Rustival Review – YouTuber-ran car event with 800 vehicles on show

Car shows can come in a number of forms. There are the glitzy exhibition hall shows with stands full of owner clubs, festival-like meets in which car fanatics race by day and camp by night, and the laid back meets in car parks for locals simply wishing to discuss Morris Minors and Ford Orions.

However, no matter the scale, organising a new classic car meet is no simple task, requiring a suitable venue for enough cars, adequate facilities, and enough promotion to make sure that drivers are actually aware it is taking place.

Rustival is one such event that clearly required a lot of organisation, however had the benefit of being ran by four motoring personalities from three of the biggest UK classic car YouTube channels, Carly Spencer and Ian Seabrook from HubNut, Steph Hoy from idriveaclassic and from Furious Driving.

Held at the British Motor Museum in Gaydon, Warwickshire, already the home to dozens of fantastic vehicles, Rustival’s aim was to provide a judgement-free space for cars of all ages and conditions.

The show was also intended to be a spot in which classic car owners could make friends and connections with those in similar cars.

Matt Richardson, host of the YouTube channel Furious Driving and co-organiser of Rustival, stated that the public’s reaction to the event significantly exceeded expectations.

He explained: “It’s also no longer just 50-year old white men anymore, there’s women, there’s men, there’s young people, it’s wonderful.
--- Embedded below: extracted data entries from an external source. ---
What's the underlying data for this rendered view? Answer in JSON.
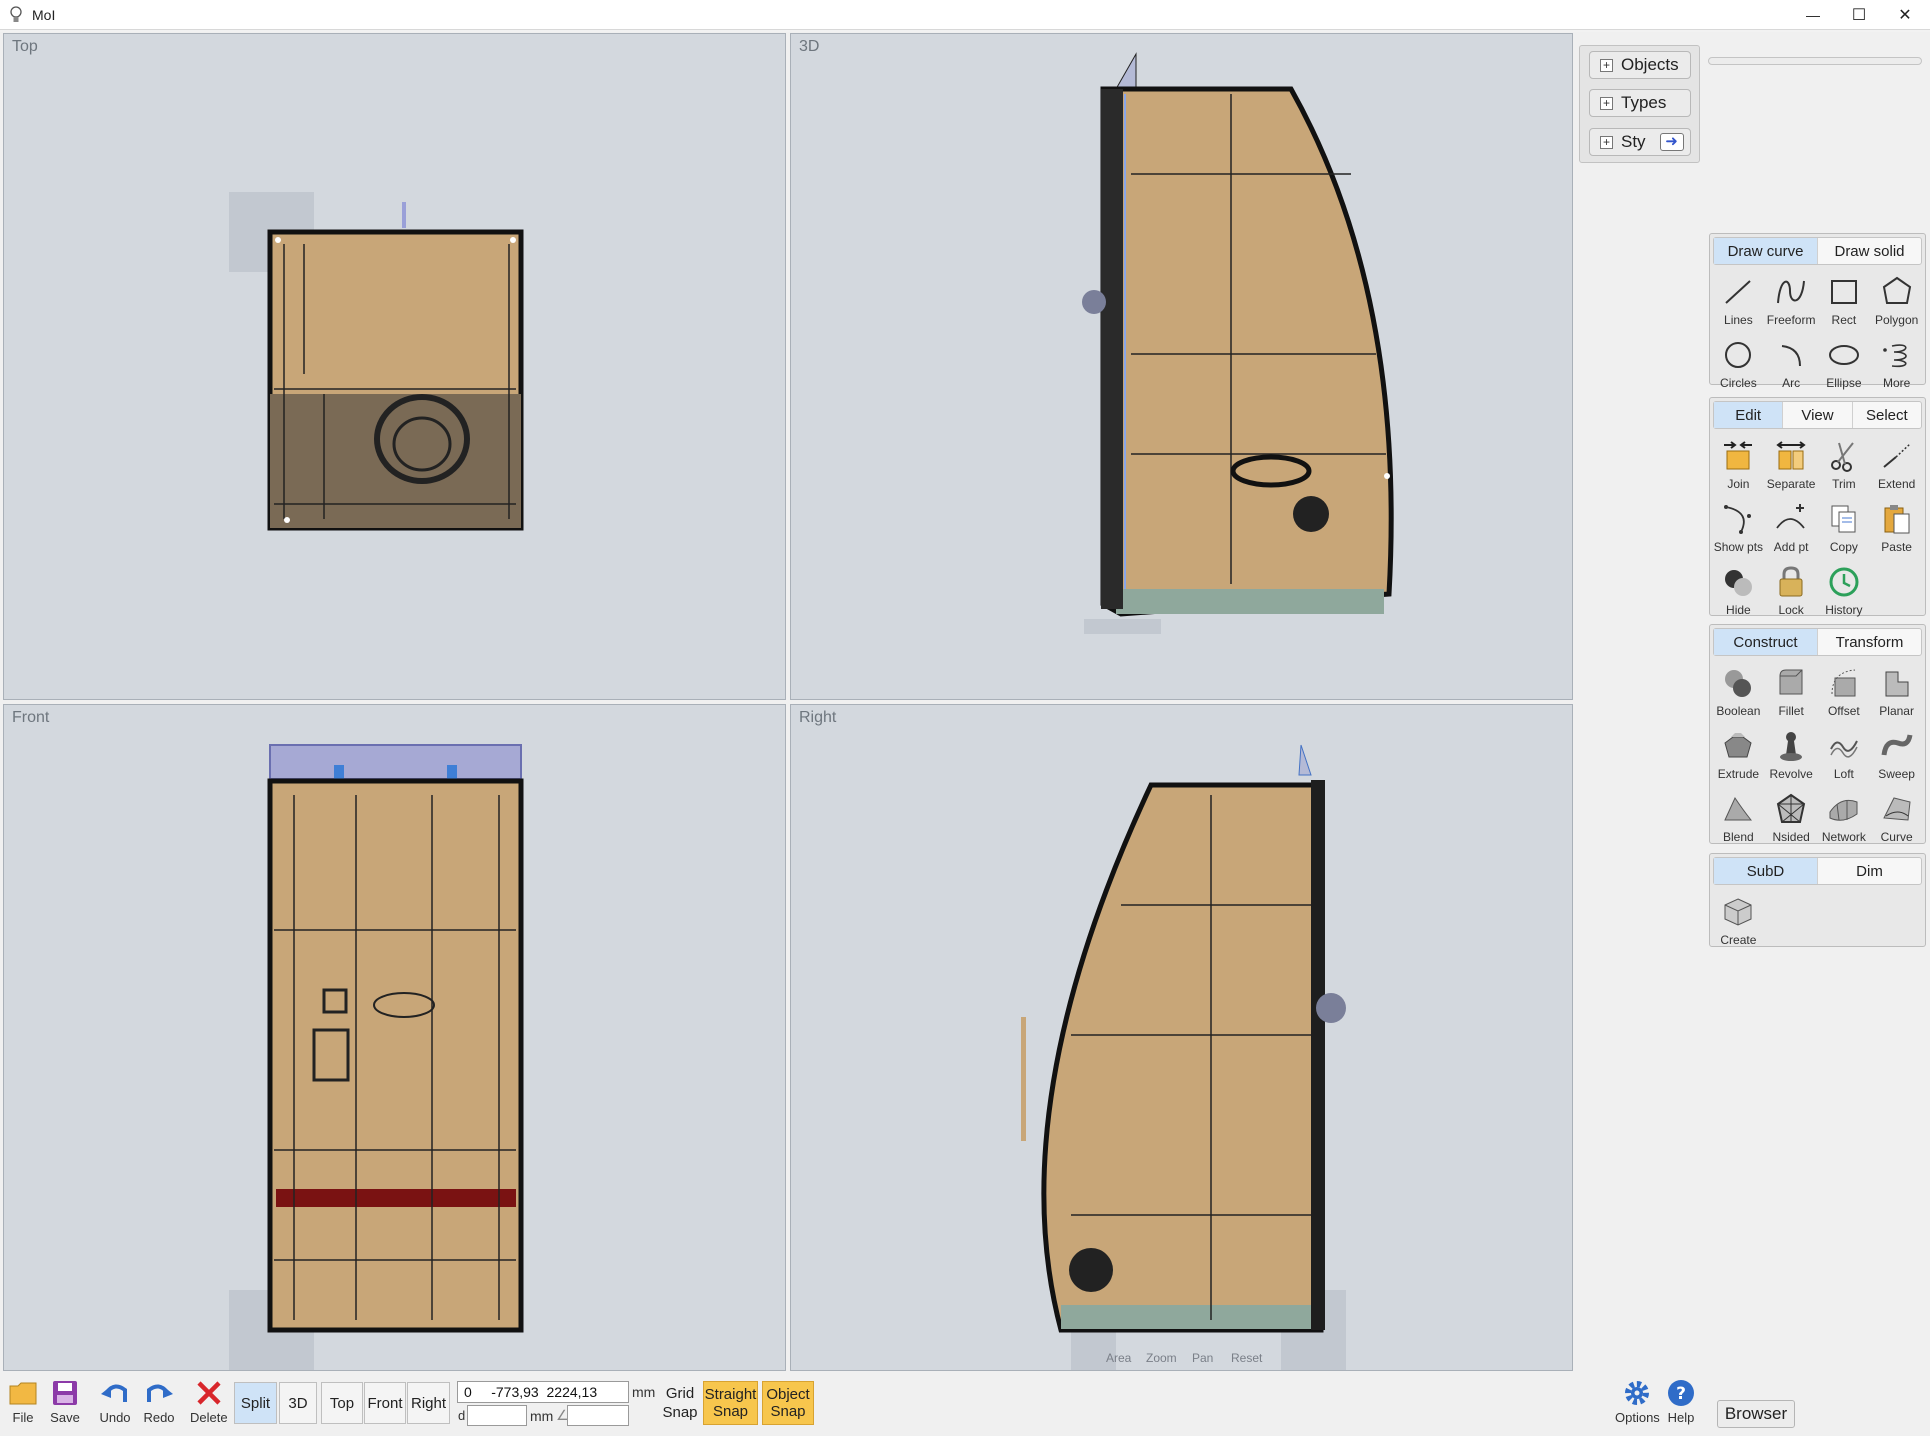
{
  "app": {
    "title": "MoI"
  },
  "window_controls": {
    "minimize": "—",
    "maximize": "☐",
    "close": "✕"
  },
  "viewports": {
    "top": {
      "label": "Top"
    },
    "perspective": {
      "label": "3D"
    },
    "front": {
      "label": "Front"
    },
    "right": {
      "label": "Right"
    }
  },
  "nav_hints": {
    "area": "Area",
    "zoom": "Zoom",
    "pan": "Pan",
    "reset": "Reset"
  },
  "scene_browser": {
    "objects": "Objects",
    "types": "Types",
    "styles": "Sty"
  },
  "draw_palette": {
    "tabs": [
      "Draw curve",
      "Draw solid"
    ],
    "active_tab": "Draw curve",
    "tools": [
      "Lines",
      "Freeform",
      "Rect",
      "Polygon",
      "Circles",
      "Arc",
      "Ellipse",
      "More"
    ]
  },
  "edit_palette": {
    "tabs": [
      "Edit",
      "View",
      "Select"
    ],
    "active_tab": "Edit",
    "tools": [
      "Join",
      "Separate",
      "Trim",
      "Extend",
      "Show pts",
      "Add pt",
      "Copy",
      "Paste",
      "Hide",
      "Lock",
      "History"
    ]
  },
  "construct_palette": {
    "tabs": [
      "Construct",
      "Transform"
    ],
    "active_tab": "Construct",
    "tools": [
      "Boolean",
      "Fillet",
      "Offset",
      "Planar",
      "Extrude",
      "Revolve",
      "Loft",
      "Sweep",
      "Blend",
      "Nsided",
      "Network",
      "Curve"
    ]
  },
  "subd_palette": {
    "tabs": [
      "SubD",
      "Dim"
    ],
    "active_tab": "SubD",
    "tools": [
      "Create"
    ]
  },
  "bottom_toolbar": {
    "file": "File",
    "save": "Save",
    "undo": "Undo",
    "redo": "Redo",
    "delete": "Delete",
    "views": [
      "Split",
      "3D",
      "Top",
      "Front",
      "Right"
    ],
    "active_view": "Split",
    "coordinate_value": "0     -773,93  2224,13",
    "coordinate_unit": "mm",
    "distance_prefix": "d",
    "distance_unit": "mm",
    "angle_symbol": "∠",
    "grid_snap_line1": "Grid",
    "grid_snap_line2": "Snap",
    "straight_snap_line1": "Straight",
    "straight_snap_line2": "Snap",
    "object_snap_line1": "Object",
    "object_snap_line2": "Snap",
    "options": "Options",
    "help": "Help",
    "browser": "Browser"
  },
  "colors": {
    "viewport_bg": "#d3d8de",
    "model_fill": "#c8a678",
    "accent_active": "#cfe3f7",
    "snap_active": "#f7c64d"
  }
}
It’s just mind blowing looking at it now that there’s 800 cars with likely over 1,000 people. When we first started we were thinking about getting a decent-sized pub car park or school playing field!
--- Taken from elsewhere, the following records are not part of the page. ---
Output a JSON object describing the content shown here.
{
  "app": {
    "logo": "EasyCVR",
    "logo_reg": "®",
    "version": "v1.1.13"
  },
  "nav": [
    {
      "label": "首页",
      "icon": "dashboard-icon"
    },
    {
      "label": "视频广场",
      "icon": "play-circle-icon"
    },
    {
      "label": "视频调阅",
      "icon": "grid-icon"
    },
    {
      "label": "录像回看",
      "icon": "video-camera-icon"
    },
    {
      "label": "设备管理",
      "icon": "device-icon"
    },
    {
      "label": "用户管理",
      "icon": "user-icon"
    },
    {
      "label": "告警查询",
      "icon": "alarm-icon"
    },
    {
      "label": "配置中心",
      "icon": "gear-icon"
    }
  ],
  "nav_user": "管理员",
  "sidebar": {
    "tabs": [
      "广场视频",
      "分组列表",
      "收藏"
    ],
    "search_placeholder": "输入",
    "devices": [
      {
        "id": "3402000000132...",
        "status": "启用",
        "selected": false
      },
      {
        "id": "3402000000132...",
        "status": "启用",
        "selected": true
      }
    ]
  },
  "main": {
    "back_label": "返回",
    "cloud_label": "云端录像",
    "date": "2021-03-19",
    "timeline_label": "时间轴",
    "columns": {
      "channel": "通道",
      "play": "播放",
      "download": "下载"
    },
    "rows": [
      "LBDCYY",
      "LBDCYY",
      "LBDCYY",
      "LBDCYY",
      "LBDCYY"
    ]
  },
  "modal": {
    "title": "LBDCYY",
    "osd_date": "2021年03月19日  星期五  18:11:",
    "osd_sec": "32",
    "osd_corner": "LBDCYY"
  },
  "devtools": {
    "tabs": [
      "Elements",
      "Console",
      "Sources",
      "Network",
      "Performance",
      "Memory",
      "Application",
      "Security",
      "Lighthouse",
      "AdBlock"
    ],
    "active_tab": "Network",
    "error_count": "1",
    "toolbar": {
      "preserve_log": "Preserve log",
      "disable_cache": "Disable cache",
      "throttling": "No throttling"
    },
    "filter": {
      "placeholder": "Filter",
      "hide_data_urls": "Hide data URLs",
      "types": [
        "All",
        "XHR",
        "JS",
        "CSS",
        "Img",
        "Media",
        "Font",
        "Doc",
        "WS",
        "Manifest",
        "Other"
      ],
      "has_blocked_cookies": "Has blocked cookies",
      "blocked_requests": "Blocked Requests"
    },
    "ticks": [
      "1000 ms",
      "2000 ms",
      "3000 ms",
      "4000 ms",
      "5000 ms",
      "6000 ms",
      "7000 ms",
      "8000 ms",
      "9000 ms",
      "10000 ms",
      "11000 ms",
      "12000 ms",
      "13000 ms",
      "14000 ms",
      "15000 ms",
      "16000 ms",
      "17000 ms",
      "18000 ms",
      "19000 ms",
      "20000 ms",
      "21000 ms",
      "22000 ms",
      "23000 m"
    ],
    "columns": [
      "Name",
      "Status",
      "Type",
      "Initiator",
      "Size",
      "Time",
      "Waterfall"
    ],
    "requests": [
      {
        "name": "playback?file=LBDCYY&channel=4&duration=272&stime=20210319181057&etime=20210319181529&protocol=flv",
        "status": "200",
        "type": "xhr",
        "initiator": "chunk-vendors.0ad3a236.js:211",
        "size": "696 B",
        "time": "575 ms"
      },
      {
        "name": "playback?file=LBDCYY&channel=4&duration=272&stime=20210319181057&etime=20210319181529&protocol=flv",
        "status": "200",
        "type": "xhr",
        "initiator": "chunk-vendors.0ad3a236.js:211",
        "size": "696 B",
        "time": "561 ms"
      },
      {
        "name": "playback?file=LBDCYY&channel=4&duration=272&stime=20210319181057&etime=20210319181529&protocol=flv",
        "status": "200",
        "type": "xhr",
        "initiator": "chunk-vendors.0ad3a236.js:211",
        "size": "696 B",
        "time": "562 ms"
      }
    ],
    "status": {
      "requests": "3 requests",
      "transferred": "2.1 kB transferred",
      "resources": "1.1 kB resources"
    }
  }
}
“Seeing it on this scale is mindblowing, it’s fantastic. And I’m so glad people are here, mingling and chatting, and because people chat on social media, they’re now able to chat in real life as well. So, people recognise people from their cars and name badges and cementing friendships they have made online. It’s wonderful!”

Taking to the event with a few friends, the thing that struck me most about Rustival was the sheer variety in models on display.

In the space of two minutes I could go from admiring a 1920s Austin Seven, arguably the UK’s first truly affordable car, to a nearly new Honda S660 sports car recently imported from Japan.

On the whole, there was definitely something to suit everyone’s automotive interest, spanning from clean examples of nearly extinct family cars of the 70s and 80s to highly customised hot hatchbacks.

The condition of cars also played a huge role in the show. Quite logically for an event called Rustival, not every car was expected to have polished chrome and unscuffed wheels.

Perhaps the best example of this was a 1954 Austin A30, owned by the YouTube channel UK Barn Finds. As the name would suggest, the vintage economy car was pulled out of a barn in August 2023, following 52 years of neglect.

Whilst the new keepers are restoring the little Austin, it featured plenty of surface rust, was missing a windscreen wiper and had the most cracked tyres I have ever seen, which all added to its charm.

In conclusion, I was incredibly impressed with Rustival and the wide scale of vintage, classic and modern vehicles it offered visitors.

With adult visitors paying £16 per ticket, which also allowed for access inside the British Motor Museum, it was significantly better value for money compared to some classic car shows.

The organisers have already announced that there will be more Rustival events in the future, and I for one cannot wait.